Come si può notare dalla citazione diretta ad Odisseo, dietro un “normale” professore all’Accademia di Belle Arti di Reggio – appassionato di moto e di donne e con alcune caratteristiche “antieroiche” – può nascondersi una mente acuta e per nulla scontata che lo porterà, nel corso di un anno, a unire sempre più pezzi di questo intricato puzzle, di cui faranno parte personalità imprevedibili e che scoprirà molti scheletri negli armadi.
Il “prevedibile” e il “diverso”
È interessante notare come l’autore non crei dei personaggi totalmente positivi o negativi, ma per ognuno riesce ad architettare una serie di sfumature e contraddizioni che li rendono più reali perché vittime del loro essere umani: un esempio può essere la crisi di coppia di Claudia, l’affascinante collega di Billy, con il marito per le presunte infedeltà di lui mentre lei civetta imperterrita e maliziosa con il professore. Oppure l’atteggiamento di Billy nei confronti di Ethel, sua figlia; amorevole certamente, ma velato da un egoismo e dal bisogno di indipendenza che lo porterà spesso a giocare d’astuzia e manipolazione. A tal proposito d’impatto è il momento in cui si mostra candidamente, senza troppe indignazioni o moralismi, Billy chiedere esplicitamente aiuto all’amico London su quali “fili” tirare per far ammettere Ethel a Medicina: un momento in cui il marcio della società odierna fa capolino, come se fosse una via normale per chi è “amico di”.

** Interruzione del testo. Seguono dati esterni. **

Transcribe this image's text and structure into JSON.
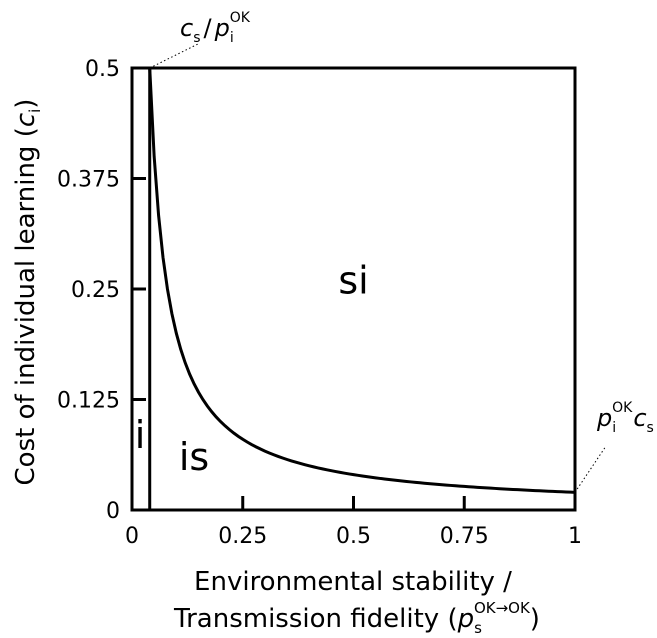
{
  "chart_data": {
    "type": "line",
    "xlabel_line1": "Environmental stability /",
    "xlabel_line2": "Transmission fidelity (",
    "xlabel_symbol": "p",
    "xlabel_sub": "s",
    "xlabel_sup": "OK→OK",
    "xlabel_close": ")",
    "ylabel": "Cost of individual learning (",
    "ylabel_symbol": "c",
    "ylabel_sub": "i",
    "ylabel_close": ")",
    "xlim": [
      0,
      1
    ],
    "ylim": [
      0,
      0.5
    ],
    "x_ticks": [
      {
        "value": 0,
        "label": "0"
      },
      {
        "value": 0.25,
        "label": "0.25"
      },
      {
        "value": 0.5,
        "label": "0.5"
      },
      {
        "value": 0.75,
        "label": "0.75"
      },
      {
        "value": 1,
        "label": "1"
      }
    ],
    "y_ticks": [
      {
        "value": 0,
        "label": "0"
      },
      {
        "value": 0.125,
        "label": "0.125"
      },
      {
        "value": 0.25,
        "label": "0.25"
      },
      {
        "value": 0.375,
        "label": "0.375"
      },
      {
        "value": 0.5,
        "label": "0.5"
      }
    ],
    "vertical_boundary_x": 0.04,
    "curve": {
      "formula": "y = 0.02 / x",
      "x_start": 0.04,
      "x_end": 1.0,
      "samples": 97
    },
    "regions": [
      {
        "label": "i",
        "x": 0.018,
        "y": 0.07
      },
      {
        "label": "is",
        "x": 0.14,
        "y": 0.045
      },
      {
        "label": "si",
        "x": 0.5,
        "y": 0.245
      }
    ],
    "annotations": {
      "top_label": {
        "c": "c",
        "c_sub": "s",
        "slash": "/",
        "p": "p",
        "p_sub": "i",
        "p_sup": "OK"
      },
      "right_label": {
        "p": "p",
        "p_sub": "i",
        "p_sup": "OK",
        "c": "c",
        "c_sub": "s"
      }
    },
    "grid": false,
    "line_color": "#000000"
  }
}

Un altro tema che si dispiega nella narrazione è quello dello straniero; presente in maniera più consistente nella figura di Brygida e delle sue amiche polacche – che ricopriranno un ruolo sempre più cruciale nella vicenda principale – e accennato ma ugualmente potente nel dialogo di Billy con un uomo che lo aiuta nel mistero con grande dovizia: «“Ma tu… di dove sei?”. “Moldova” rispose […]. “E… nel tuo paese… che mestiere facevi?” domandò infine Billy. “Il poliziotto”, proferì amaro l’uomo».
Lo stile
A rendere più leggera la narrazione ci pensa Ambroggio con uno stile leggero e provocatorio, contornato da moltissime espressioni dialettali, puntualmente rese fruibili per tutti i lettori tramite la loro traduzione, e descrizioni minuziose dei personaggi e dell’ambiente circostante – tra le citazioni al famoso caffè romano “Sant’Eustachio” ai concerti di Mimmo Cavallaro – creando l’illusione di poter entrare nella storia e di poter essere uno dei Watson di Billy, uno Sherlock irriverente e sopra le righe.